Terör Örgütlerine Katılımda Sosyolojik Perspektiften Bazı Değerlendirmeler
Bu çalışmada IŞİD ve El-Nusra gibi terör örgütlerine yönelen insanların ihtiyaç, duyarlılıklarının yanı sıra inşa edilmiş anlam dünyaları dört başlık altında sosyolojik perspektiften tartışılmıştır. Bu başlıkların oluşturulmasında mikrodan makroya doğru ilişkisel ve bütünleştirici bir yaklaşım sunulmaya çalışılmıştır. İlk olarak bireysel kimlikten kolektif kimliğe ve kolektif kimlikler ile birey arasındaki iktidar ilişkisini içine alan bir inşa sürecinde bireyleri terör örgütlerine katılmaya iten nedenler tartışılmıştır. İkinci olarak bu örgütlerin var olan siyasal iktidarlarını meşrulaştırmaya yarayan ideolojik tutumları üzerinden değerlendirmelerde bulunulmuştur. Üçüncü ve son olarak yeni kapitalizm kültürünün bireyin anlam dünyasında yarattığı kargaşanın terör örgütlerine katılımdaki etkisi değerlendirilmiştir.
Şekil 2 Terör Örgütlerine Katılımda Sosyolojik Değerlendirmeler
Kimliğin Yeniden İnşası
Kimlik kavramı kişilerin veya toplumsal grupların “kimsiniz, kimlerden siniz?” sorusuna verilen bir cevaba karşılık gelmektedir (Güvenç, 1993: 3). Kimlikler bir taraftan kim olduğumuzu tanımlarken bir taraftan da bireyin öteki ile ilişkilerimizdeki davranışlarımıza verilen geri bildirimleri ve bu ilişki sonucu oluşan konumumuzu belirlemektedir (Bilgin, 2001: 156). Bir diğer ifade ile verili toplumsal bağlamlardaki sosyal ilişki rutinleri, ötekiler ile olan ilişkilerimizde önceden tasarlanmış özel bir dikkate/düşünceye gerek kalmaksızın hareket etmemizde bize yol gösterici bir rol oynamaktadır (Goffman, 2014: 30).
En temel düzeyde kimlikler, bireysel ve kolektif kimlikler olarak incelenebilmektedir (Smith, 2002: 139). Gerek bireysel gerekse de kolektif olsun kimliklerin inşası çok boyutlu bir etkileşim süreci içerisinde olmaktadır. Burada önemli olan ise bireyin (sosyolojik anlamda aktörün) kendisine sunulmuş kimlik kodlarını ve anlam ağlarını içselleştirerek bireyselleşmesidir.

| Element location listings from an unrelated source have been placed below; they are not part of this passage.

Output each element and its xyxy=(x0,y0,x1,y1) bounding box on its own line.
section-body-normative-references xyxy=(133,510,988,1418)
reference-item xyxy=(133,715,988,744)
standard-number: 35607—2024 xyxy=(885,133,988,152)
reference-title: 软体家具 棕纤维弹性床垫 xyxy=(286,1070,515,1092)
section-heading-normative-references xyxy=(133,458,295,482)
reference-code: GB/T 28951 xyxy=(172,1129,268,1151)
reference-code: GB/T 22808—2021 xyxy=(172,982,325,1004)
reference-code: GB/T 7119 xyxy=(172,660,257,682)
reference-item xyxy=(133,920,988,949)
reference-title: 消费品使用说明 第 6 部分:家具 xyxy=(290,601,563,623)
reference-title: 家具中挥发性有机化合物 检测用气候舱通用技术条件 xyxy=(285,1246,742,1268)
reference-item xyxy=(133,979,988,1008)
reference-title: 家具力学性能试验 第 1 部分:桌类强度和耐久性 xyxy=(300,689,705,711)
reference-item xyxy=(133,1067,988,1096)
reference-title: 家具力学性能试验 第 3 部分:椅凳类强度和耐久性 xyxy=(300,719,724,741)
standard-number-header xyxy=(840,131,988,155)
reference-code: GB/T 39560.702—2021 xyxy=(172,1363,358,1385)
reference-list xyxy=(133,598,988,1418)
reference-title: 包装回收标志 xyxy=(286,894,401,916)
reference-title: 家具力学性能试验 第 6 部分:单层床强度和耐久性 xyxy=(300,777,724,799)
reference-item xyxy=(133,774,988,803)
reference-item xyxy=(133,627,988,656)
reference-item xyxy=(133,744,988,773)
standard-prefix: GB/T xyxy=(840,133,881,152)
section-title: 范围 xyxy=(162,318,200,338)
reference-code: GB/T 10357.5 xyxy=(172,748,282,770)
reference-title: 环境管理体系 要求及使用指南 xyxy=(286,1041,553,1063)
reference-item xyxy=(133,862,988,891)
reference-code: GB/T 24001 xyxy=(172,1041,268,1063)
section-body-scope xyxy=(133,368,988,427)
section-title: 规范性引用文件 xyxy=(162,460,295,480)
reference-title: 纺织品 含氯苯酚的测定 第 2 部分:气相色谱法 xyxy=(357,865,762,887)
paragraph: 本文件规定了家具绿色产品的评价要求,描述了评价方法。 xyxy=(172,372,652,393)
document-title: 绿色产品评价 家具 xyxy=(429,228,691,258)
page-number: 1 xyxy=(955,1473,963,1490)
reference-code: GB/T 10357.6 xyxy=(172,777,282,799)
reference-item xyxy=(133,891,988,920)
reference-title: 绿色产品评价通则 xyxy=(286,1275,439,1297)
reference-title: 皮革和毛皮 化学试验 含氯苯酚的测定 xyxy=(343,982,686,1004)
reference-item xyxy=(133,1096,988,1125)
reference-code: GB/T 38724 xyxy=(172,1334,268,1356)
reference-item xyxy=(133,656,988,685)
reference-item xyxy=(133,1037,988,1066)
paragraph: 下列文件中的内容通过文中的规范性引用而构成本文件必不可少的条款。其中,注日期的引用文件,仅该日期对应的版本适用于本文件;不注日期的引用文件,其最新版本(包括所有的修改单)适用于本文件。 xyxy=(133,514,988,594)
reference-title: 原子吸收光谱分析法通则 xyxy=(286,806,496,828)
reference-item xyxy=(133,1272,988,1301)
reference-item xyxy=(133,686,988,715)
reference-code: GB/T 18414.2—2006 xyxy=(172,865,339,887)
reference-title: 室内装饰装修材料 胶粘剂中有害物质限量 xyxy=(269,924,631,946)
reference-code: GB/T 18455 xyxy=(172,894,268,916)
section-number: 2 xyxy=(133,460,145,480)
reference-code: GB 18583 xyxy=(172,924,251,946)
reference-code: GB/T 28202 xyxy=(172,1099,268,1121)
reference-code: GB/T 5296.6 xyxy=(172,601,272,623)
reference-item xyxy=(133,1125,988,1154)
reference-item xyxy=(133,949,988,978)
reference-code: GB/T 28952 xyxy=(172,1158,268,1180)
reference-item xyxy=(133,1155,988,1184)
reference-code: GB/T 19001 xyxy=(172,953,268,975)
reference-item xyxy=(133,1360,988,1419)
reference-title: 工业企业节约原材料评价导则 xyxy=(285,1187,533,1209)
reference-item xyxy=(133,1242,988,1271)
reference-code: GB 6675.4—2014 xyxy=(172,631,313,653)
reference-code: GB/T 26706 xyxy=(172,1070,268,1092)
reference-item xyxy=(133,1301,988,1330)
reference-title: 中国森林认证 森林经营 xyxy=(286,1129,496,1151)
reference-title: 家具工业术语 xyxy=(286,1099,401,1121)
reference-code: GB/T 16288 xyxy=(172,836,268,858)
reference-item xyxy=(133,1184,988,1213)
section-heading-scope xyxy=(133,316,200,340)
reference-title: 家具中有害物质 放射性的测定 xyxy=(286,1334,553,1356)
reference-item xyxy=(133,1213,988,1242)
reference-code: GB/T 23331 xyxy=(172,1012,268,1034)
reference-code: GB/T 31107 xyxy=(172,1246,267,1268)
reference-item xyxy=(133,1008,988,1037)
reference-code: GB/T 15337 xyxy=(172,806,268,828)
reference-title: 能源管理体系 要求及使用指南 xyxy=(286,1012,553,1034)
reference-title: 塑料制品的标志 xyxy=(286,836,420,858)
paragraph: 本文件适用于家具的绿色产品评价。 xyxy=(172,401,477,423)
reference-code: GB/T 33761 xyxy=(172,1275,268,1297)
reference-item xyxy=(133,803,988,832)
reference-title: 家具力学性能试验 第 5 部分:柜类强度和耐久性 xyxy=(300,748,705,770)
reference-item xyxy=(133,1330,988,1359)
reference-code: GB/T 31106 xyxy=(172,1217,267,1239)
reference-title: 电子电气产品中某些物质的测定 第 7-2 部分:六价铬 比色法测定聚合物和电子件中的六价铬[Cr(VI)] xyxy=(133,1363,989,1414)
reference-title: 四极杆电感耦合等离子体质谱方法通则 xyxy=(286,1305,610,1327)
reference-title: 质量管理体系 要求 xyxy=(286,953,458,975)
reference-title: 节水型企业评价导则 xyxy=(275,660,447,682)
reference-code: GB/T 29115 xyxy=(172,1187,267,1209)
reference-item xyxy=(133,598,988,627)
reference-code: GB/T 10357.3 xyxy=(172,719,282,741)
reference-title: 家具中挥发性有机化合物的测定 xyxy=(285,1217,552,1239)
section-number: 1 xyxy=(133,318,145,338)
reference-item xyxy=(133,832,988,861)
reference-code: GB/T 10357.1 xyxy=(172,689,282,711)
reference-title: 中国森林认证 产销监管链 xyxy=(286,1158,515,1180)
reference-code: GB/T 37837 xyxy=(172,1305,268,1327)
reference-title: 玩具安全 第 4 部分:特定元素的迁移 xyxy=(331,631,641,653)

Castells, egemen toplumsal kurumların kimlik inşasında rolünü yadsımazken, toplumsal aktörler toplumsal ilişkilere atfettiği anlamların da önemini vurgulamaktadır (Castells, 2006: 13). Castells’e göre kimliklerin inşa edilmesinde asıl meselenin kimliklerin nasıl, nereden hareketle, kim tarafından, ne için üretildiğidir (Castells, 2008: 13). Bu bağlamda IŞİD ve El-Nusra gibi terör örgütlerine ilişkin kolektif kimlik kimin, ne için inşa ettiği, kimliğin sembolik içeriği ve onunla özdeşleşenler ya da kendini onun dışında konumlandıranlar ile etkileşimi keşfedilmesi örgütlere katılımı açıklamakta önemli değişkenlerdir. Bu noktada Castells’e (2006: 14-15) göre, kimliğin toplumsal inşası her zaman iktidar ilişkileri bağlamında gerçekleşmektedir ve bu süreç üç farklı biçim içerisinde açıklanabilmektedir:
-
Meşrulaştırıcı Kimlik: Toplumun egemen kurumları tarafından, toplumsal aktörler karşısında egemenliklerini genişletmek ve akılcılaştırmak için inşa edilmektedir. Meşrulaştırıcı kimlik, milliyetçilikle ilgili çeşitli kuramlara da uymaktadır (Bkz. Anderson, 1983; Gellner, 1983).
-
Direniş Kimliği: Hâkim olanın, başat olanın mantığı tarafından değersiz görülen ve/veya damgalanan konumlarda/koşullarda bulunan aktörler tarafından geliştirilmektedir. Calhoun’a (1994: 17) göre direniş kimliğinde toplumun kurumlarına nüfuz eden ilkelere karşı bir direniş uygulanmaktadır.
-
Proje Kimliği: Toplumsal aktörlerin, bir toplumsal yapıyı değiştirmeyi amaçlamadıkları ve kendilerine sunulan toplumdaki konumlarını yeniden tanımlayan yeni bir kimlik inşa etmeyi amaçladıkları kimliktir.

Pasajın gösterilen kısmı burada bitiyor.